Here's some code I'm using to read the response headers:
private void readResponseHeaders(HttpResponse response) throws StopRequest {
Header header = response.getFirstHeader("Content-Disposition");
if (header != null) {
mInfo.mInnerState.mHeaderContentDisposition = header.getValue();
}
header = response.getFirstHeader("Content-Location");
if (header != null) {
mInfo.mInnerState.mHeaderContentLocation = header.getValue();
}
if (mInfo.mMimeType == null) {
header = response.getFirstHeader("Content-Type");
if (header != null) {
mInfo.mMimeType = sanitizeMimeType(header.getValue());
}
}
header = response.getFirstHeader("ETag");
if (header != null) {
mInfo.mInnerState.mHeaderETag = header.getValue();
}
String headerTransferEncoding = null;
header = response.getFirstHeader("Transfer-Encoding");
if (header != null) {
headerTransferEncoding = header.getValue();
}
if (headerTransferEncoding == null) {
header = response.getFirstHeader("Content-Length");
if (header != null) {
mInfo.mInnerState.mHeaderContentLength = header.getValue();
mInfo.mTotalBytes = Long.parseLong(mInfo.mInnerState.mHeaderContentLength);
if (!mFileManager.hasSufficientSpace(mInfo.mTotalBytes, mBasePath)){
throw new StopRequest(ServiceDownloadConstants.STATUS_INSUFFICIENT_SPACE_ERROR, "Not Enough Space");
}
}
} else {
// Ignore content-length with transfer-encoding - 2616 4.4 3
if (ServiceDownloadConstants.LOGVV) {
Log.v(ServiceDownloadConstants.TAG,
"ignoring content-length because of xfer-encoding");
}
}
if (ServiceDownloadConstants.LOGVV) {
Log.v(ServiceDownloadConstants.TAG, "Content-Disposition: " + mInfo.mInnerState.mHeaderContentDisposition);
Log.v(ServiceDownloadConstants.TAG, "Content-Length: " + mInfo.mInnerState.mHeaderContentLength);
Log.v(ServiceDownloadConstants.TAG, "Content-Location: " + mInfo.mInnerState.mHeaderContentLocation);
Log.v(ServiceDownloadConstants.TAG, "Content-Type: " + mInfo.mMimeType);
Log.v(ServiceDownloadConstants.TAG, "ETag: " + mInfo.mInnerState.mHeaderETag);
Log.v(ServiceDownloadConstants.TAG, "Transfer-Encoding: " + headerTransferEncoding);
}
boolean noSizeInfo = mInfo.mInnerState.mHeaderContentLength == null
&& (headerTransferEncoding == null
|| !headerTransferEncoding.equalsIgnoreCase("chunked"));
if (!mInfo.mNoIntegrity && noSizeInfo) {
throw new StopRequest(ServiceDownloadConstants.STATUS_HTTP_DATA_ERROR,
"can't know size of download, giving up");
}
}
Here's some code I'm using to transfer the data:
private void transferData(byte[] data, InputStream entityStream) throws StopRequest {
for (;;) {
int bytesRead = readFromResponse( data, entityStream);
if (bytesRead == -1) {
// success, end of stream already reached
handleEndOfStream();
return;
}
writeDataToDestination(data, bytesRead);
mInfo.mInnerState.mBytesSoFar += bytesRead;
/** Update SHA1 if needed **/
if( mInfo.mEnclosure.getHash() != null && mSha1 != null ){
mSha1.update( data, 0, bytesRead );
}
if (ServiceDownloadConstants.LOGVV) {
Log.v(ServiceDownloadConstants.TAG, "downloaded " + mInfo.mInnerState.mBytesSoFar + " for "

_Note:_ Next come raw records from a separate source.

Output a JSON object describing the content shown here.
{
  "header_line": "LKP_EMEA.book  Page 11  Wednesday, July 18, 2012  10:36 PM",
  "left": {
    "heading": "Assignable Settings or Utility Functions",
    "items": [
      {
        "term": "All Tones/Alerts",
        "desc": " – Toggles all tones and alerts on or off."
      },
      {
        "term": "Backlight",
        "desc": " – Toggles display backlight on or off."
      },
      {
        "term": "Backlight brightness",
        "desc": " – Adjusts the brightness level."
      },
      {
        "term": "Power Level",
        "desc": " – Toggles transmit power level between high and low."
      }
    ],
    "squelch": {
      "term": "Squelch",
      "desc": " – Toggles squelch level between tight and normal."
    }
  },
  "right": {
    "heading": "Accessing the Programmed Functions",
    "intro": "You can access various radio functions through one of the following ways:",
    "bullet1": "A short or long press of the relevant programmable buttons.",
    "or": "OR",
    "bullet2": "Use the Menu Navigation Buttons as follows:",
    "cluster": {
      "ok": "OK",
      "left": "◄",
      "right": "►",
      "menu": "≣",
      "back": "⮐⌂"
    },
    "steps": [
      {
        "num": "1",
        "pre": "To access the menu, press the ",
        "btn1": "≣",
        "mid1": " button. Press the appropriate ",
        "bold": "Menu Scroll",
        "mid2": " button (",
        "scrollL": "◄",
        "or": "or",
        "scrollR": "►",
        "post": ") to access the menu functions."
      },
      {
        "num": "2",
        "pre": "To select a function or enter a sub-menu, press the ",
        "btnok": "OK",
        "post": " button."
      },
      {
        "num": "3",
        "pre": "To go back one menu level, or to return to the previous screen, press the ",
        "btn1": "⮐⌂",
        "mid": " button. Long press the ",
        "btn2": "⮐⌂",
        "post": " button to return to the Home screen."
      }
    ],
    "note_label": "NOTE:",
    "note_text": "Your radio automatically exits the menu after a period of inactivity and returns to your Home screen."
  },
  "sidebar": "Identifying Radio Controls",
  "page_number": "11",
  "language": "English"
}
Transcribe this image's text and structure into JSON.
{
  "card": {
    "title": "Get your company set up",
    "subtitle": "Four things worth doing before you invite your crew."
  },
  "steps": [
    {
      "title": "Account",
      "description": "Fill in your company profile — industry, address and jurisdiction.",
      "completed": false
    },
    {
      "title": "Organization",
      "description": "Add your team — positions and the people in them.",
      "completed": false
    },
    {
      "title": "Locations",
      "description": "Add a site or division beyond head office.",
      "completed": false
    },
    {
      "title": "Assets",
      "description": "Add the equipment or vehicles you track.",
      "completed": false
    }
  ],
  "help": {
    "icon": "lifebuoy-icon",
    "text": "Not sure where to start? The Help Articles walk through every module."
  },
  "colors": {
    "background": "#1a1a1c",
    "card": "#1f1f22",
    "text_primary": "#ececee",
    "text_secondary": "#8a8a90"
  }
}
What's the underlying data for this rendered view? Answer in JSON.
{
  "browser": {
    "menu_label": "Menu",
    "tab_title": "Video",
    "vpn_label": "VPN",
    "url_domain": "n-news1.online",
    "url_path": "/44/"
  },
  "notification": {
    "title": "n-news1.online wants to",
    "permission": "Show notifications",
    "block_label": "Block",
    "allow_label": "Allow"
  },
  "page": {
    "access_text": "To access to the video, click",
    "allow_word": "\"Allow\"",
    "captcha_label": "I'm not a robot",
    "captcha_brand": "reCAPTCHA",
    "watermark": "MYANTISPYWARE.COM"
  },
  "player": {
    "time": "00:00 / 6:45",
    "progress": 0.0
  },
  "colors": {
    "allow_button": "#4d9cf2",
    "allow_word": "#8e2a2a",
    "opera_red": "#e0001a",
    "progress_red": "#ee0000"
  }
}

+ mInfo.mEnclosure.getUrl());
}
checkPausedOrCanceled();
}
}
Edit Upon further debugging, I've received the exact same results even when the "transfer-encoding" header isn't being sent, so it would seem my problem is as generic as it works on Wifi and it doesn't on 3g.
3G providers cache files, and caching is sometimes broken. Try to set no-cache headers on your request.